In a week when one of the world’s top ten container lines went bankrupt, the business performance of shipping and ports has come firmly under the spotlight, not just globally but in NZ too.
We are fortunate in that South Korea’s Hanjin Shipping, which has filed for court receivership after losing the support of its banks, is not a big player here. Hanjin made a short — and probably costly — entry into the NZ-South East Asian trade but left last year.
It’s our neighbours across the ditch that are more affected, with Hanjin pulling credit from Australian freight forwarders and demanding cash for delivery. The status of cargo on ships still on the water was up in the air at the time of writing but the portents were for extensive costs and delays owing to the nature of the legal processes likely to take place.
Even if the ships en route to Australia were allowed to berth and were then arrested, arrangements would have to be made to pay the stevedores, tugs, and the port costs. It will be a messy situation, and the end customers will be the ones most affected.

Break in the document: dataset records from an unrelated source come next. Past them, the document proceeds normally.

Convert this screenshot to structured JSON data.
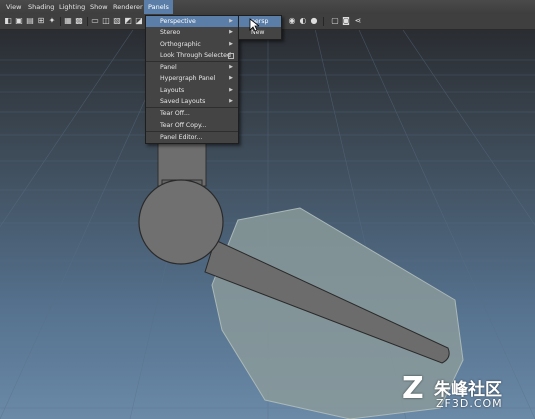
{
  "menubar": {
    "items": [
      "View",
      "Shading",
      "Lighting",
      "Show",
      "Renderer",
      "Panels"
    ]
  },
  "toolbar": {
    "icons": [
      "camera-select-icon",
      "camera-attr-icon",
      "bookmark-icon",
      "image-plane-icon",
      "grid-icon",
      "film-gate-icon",
      "resolution-gate-icon",
      "wireframe-icon",
      "smooth-shade-icon",
      "textured-icon",
      "lights-icon",
      "shadows-icon",
      "isolate-select-icon",
      "xray-icon",
      "hud-icon"
    ]
  },
  "panels_menu": {
    "items": [
      {
        "label": "Perspective",
        "submenu": true,
        "highlighted": true
      },
      {
        "label": "Stereo",
        "submenu": true
      },
      {
        "label": "Orthographic",
        "submenu": true
      },
      {
        "label": "Look Through Selected",
        "option_box": true
      },
      {
        "label": "Panel",
        "submenu": true,
        "separator": true
      },
      {
        "label": "Hypergraph Panel",
        "submenu": true
      },
      {
        "label": "Layouts",
        "submenu": true
      },
      {
        "label": "Saved Layouts",
        "submenu": true
      },
      {
        "label": "Tear Off...",
        "separator": true
      },
      {
        "label": "Tear Off Copy..."
      },
      {
        "label": "Panel Editor...",
        "separator": true
      }
    ]
  },
  "perspective_submenu": {
    "items": [
      {
        "label": "persp",
        "highlighted": true
      },
      {
        "label": "New"
      }
    ]
  },
  "watermark": {
    "logo_mark": "Z",
    "name": "朱峰社区",
    "url": "ZF3D.COM"
  },
  "colors": {
    "highlight": "#5a7ea8",
    "menu_bg": "#444444",
    "model_gray": "#6e6e6e",
    "proxy_shape": "#8a9a9a"
  }
}
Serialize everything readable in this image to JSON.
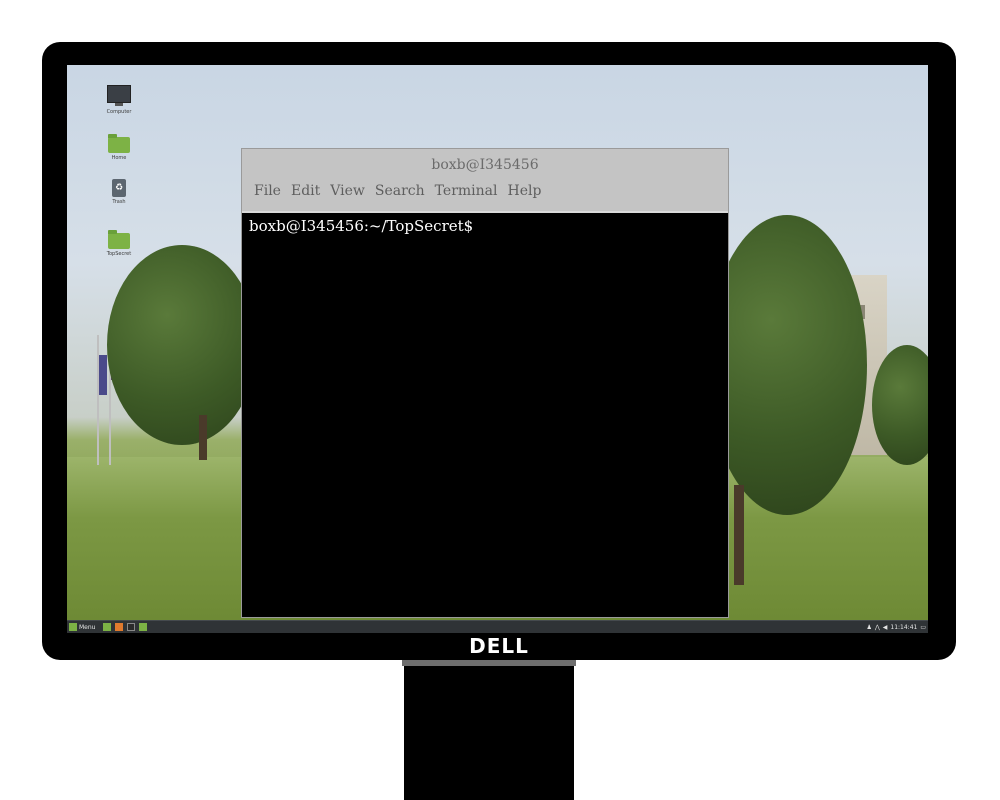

NZ shippers too are affected. Not only would there be cargo held on Hanjin relay vessels, one source told me that difficulties were occurring in feeder networks which support NZ services in Asia. The disappearance of Hanjin vessels was leaving alternative services suddenly overbooked.
The wider global picture is Hanjin has been a key member of the CKYHE alliance and was going to be a member of the newly-created THE Alliance, so there will be a flow-on effect there.
Furthermore, there is every chance of a huge international shipping fire sale happening. South Korea’s Financial Services Commission (FSC) said that the country’s government would promote sales of Hanjin’s core assets — ships, overseas sales network and key work forces — to Hyundai Merchant Marine (HMM) in a bid to maintain the “competitiveness of the [Korean] shipping industry.”
However, according to Vessels Value, Hanjin owns 63 vessels worth US$1.7 billion dollars (including newbuilding contracts), and among those are 39 container ships, so it’s hard to imagine HMM being able to take on the lot.
Which possibly means a flood of vessels and equipment coming on to the market cheaply.
It is, of course, an indictment of a flawed business model, which allowed Hanjin to rack up US$5 billion of debt, and makes one wonder about the precarious position of other major lines.
In an upcoming column, we will perhaps revisit the international scene to get a feeling for how things are settling down, and what ramifications are becoming apparent.